Шрифт:
Он мог разувериться во всем, что окружало его в нынешний день. Но при всей невыносимой усталости, жажде покоя и независимости, которые можно было купить только ценою ухода от своего дела, — при всем этом и над всем этим существовала сила, которая гнала его вперед, не давая пасть, пока он жив.
Отчаяние при мысли о судьбе семьи, детей, безвыходность денежная не могли побороть эту силу.
Пушкина нельзя было сломать. Его можно было только убить.
Князь Петр Андреевич сломался.
Он мог теперь назвать в письме людей 14 декабря головорезами.
В его записных книжках нет больше ярости бунта, а только бессильная горечь.
В тридцать седьмом году, после смерти Пушкина, он записал: «Сегодня же обедал я у директора в шитом мундире по приглашению его. Матушка Россия не берет насильно, а все добровольно, наступая на горло». И тут же, по-французски: «Люди ума и совести могут сказать в России: „Вы во что бы то ни стало хотите, чтобы была оппозиция. Вы ее получите“».
Но сам он был способен теперь — как лицо общественное — только на верную унылую службу и горечь далеко спрятанных мыслей.
Замечательные стихи, что писал он в старости, — плач по себе…
Поединок с Уваровым (2)
Как могут они писать, когда им запрещено мыслить?.. Основное начало нынешней политики очень просто: одно только то правление твердо, которое основано на страхе; один только тот народ спокоен, который не мыслит.
Никитенко. 1835Пушкин незадолго перед тем получил разрешение на издание газеты (которым, впрочем, не воспользовался). Но ему гораздо важнее было — с точки зрения газетчика, нуждающегося в свежих новостях, — иметь непосредственные отношения с министерствами внутренних и иностранных дел. Вместе с тем Пушкин еще раз продемонстрировал свое явное нежелание сотрудничать с Сергием Семеновичем. Идеи Уварова — во всей исторической низости — еще не были ему известны. Но он очень хорошо представлял себе, чего можно ждать от старинного арзамасского знакомого. Ренегатство стало уже принципиальной позицией Уварова. И это необоримо претило Пушкину.

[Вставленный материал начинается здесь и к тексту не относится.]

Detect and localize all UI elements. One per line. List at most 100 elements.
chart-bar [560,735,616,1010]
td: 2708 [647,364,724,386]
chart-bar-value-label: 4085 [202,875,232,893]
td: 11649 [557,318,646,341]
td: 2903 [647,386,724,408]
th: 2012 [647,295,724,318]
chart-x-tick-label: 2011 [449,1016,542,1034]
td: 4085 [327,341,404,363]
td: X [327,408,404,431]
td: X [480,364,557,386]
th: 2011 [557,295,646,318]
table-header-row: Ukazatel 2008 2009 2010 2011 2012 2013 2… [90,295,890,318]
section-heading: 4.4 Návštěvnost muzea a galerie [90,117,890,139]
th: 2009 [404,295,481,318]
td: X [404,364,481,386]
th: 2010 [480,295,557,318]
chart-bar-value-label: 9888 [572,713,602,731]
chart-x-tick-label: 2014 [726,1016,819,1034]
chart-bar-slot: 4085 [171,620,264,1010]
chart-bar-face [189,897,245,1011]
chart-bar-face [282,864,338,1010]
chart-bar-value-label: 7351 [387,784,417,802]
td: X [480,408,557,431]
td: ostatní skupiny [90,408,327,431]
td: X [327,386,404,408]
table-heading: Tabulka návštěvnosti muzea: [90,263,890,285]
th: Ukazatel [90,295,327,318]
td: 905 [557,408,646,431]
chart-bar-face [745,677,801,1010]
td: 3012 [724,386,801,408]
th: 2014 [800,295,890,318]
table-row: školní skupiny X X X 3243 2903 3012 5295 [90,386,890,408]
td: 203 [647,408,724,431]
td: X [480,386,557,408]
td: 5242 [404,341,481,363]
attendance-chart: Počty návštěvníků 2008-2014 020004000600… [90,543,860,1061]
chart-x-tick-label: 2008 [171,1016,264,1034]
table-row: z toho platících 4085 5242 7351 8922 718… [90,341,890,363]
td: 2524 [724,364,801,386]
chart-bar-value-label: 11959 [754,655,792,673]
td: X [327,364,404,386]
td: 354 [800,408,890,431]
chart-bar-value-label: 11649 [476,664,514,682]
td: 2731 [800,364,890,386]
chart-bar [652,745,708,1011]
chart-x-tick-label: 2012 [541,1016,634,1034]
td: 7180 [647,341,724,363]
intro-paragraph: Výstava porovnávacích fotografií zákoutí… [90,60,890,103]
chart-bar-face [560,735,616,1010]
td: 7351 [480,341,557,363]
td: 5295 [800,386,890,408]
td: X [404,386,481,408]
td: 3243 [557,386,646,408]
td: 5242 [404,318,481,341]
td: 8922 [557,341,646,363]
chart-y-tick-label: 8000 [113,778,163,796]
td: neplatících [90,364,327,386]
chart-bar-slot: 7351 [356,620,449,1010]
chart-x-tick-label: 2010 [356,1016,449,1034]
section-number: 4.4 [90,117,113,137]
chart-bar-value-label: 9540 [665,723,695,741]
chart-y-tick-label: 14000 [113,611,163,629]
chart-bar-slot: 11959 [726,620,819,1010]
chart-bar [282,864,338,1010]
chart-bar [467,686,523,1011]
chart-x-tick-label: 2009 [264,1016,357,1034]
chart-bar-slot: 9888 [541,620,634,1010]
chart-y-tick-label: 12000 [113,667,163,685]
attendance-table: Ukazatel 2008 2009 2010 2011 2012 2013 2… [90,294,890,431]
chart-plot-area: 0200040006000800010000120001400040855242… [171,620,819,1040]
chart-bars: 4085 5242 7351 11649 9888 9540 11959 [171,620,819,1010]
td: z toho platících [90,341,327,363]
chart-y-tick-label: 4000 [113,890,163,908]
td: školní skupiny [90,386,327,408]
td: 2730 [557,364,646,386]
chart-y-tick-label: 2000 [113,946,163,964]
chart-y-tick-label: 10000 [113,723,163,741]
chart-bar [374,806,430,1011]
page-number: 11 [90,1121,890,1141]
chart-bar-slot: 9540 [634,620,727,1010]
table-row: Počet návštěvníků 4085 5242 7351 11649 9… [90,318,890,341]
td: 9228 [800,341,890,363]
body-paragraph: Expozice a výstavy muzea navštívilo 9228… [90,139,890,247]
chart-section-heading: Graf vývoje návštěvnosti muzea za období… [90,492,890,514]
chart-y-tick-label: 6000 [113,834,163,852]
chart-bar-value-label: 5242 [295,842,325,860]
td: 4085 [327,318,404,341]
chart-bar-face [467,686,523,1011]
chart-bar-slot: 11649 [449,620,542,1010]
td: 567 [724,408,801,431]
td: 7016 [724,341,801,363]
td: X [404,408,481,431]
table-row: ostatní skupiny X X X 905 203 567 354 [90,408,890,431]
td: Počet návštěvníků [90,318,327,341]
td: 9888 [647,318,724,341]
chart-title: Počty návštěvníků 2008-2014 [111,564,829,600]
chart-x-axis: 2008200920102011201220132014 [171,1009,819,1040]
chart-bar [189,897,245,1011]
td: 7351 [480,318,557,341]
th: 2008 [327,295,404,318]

Но вряд ли он сознавал в тот момент, какое оскорбление нанес товарищу министра просвещения. Он не только игнорировал уваровское предложение союза в прошлом году, не только высмеял его перевод «Клеветников России», но и обманул куда более серьезные ожидания. Газета Пушкина, будучи подчинена министерству просвещения, должна была бы стать рупором уваровских идей, плацдармом для уваровского наступления на публику. Теперь эта надежда рухнула. Рухнула в тот момент, когда Уварову «свой орган» был особенно нужен…
Уваров шел вверх. Находящийся в мучительных колебаниях император, уже перечеркнувший проекты комитета 1826 года, бывшие, по существу, проектами Сперанского, ошеломленный событиями во Франции, в Польше, в военных поселениях, еще не решавшийся начать новую попытку либерализации крепостного права (Киселев вернется только в тридцать четвертом), горячо и радостно поверил в возможность осуществления уваровской утопии — замирить страну новой методой воспитания сперва дворянской молодежи, а потом и народа вообще.
18 марта 1833 года, через четыре месяца после того, как император прочитал уваровский доклад, князь Ливен был отправлен в отставку.
20 марта Бенкендорф передал Уварову указание царя — приступить к исправлению обязанностей управляющего министерством народного просвещения. Но управляющий — еще не министр. Уварову предстояло пройти испытательный срок…
Он немедленно — 21 марта — направил попечителям учебных округов «циркулярные отношения»: «Вступив в управление Министерством народного просвещения, я вменяю себе в приятную обязанность объявить Вашему превосходительству совершенную мою готовность действовать во всех отношениях к дальнейшему усовершенствованию императорского (название. — Я. Г.) университета и учебных заведений вверенного Вам округа. Вместе с сим я надеюсь находить в Вашем превосходительстве то усердное и деятельное стремление к общей пользе, коим одушевляется служба… Общая наша обязанность состоит в том, чтобы народное образование, согласно с высоким намерением августейшего монарха, совершалось в соединенном духе православия, самодержавия и народности».
Сергий Семенович не терял ни дня: он энергично и целенаправленно стал утверждать в умах свою доктрину, которую — с дальновидным самоотречением — приписывал теперь Николаю.
Он закончил циркуляр пассажем, удивительным по тону: «При сем случае покорнейше прошу Ваше превосходительство, чтоб поставлено было на вид и студентам, что я не премину обращать особенное внимание на тех из них, кои по успехам, благонравию, скромности и покорности к начальникам окажутся достойными, — имена их останутся в моей памяти, и я предоставлю себе оказывать им и на поприще жизни то самое участие, какое они внушат мне на поприще юношеского образования».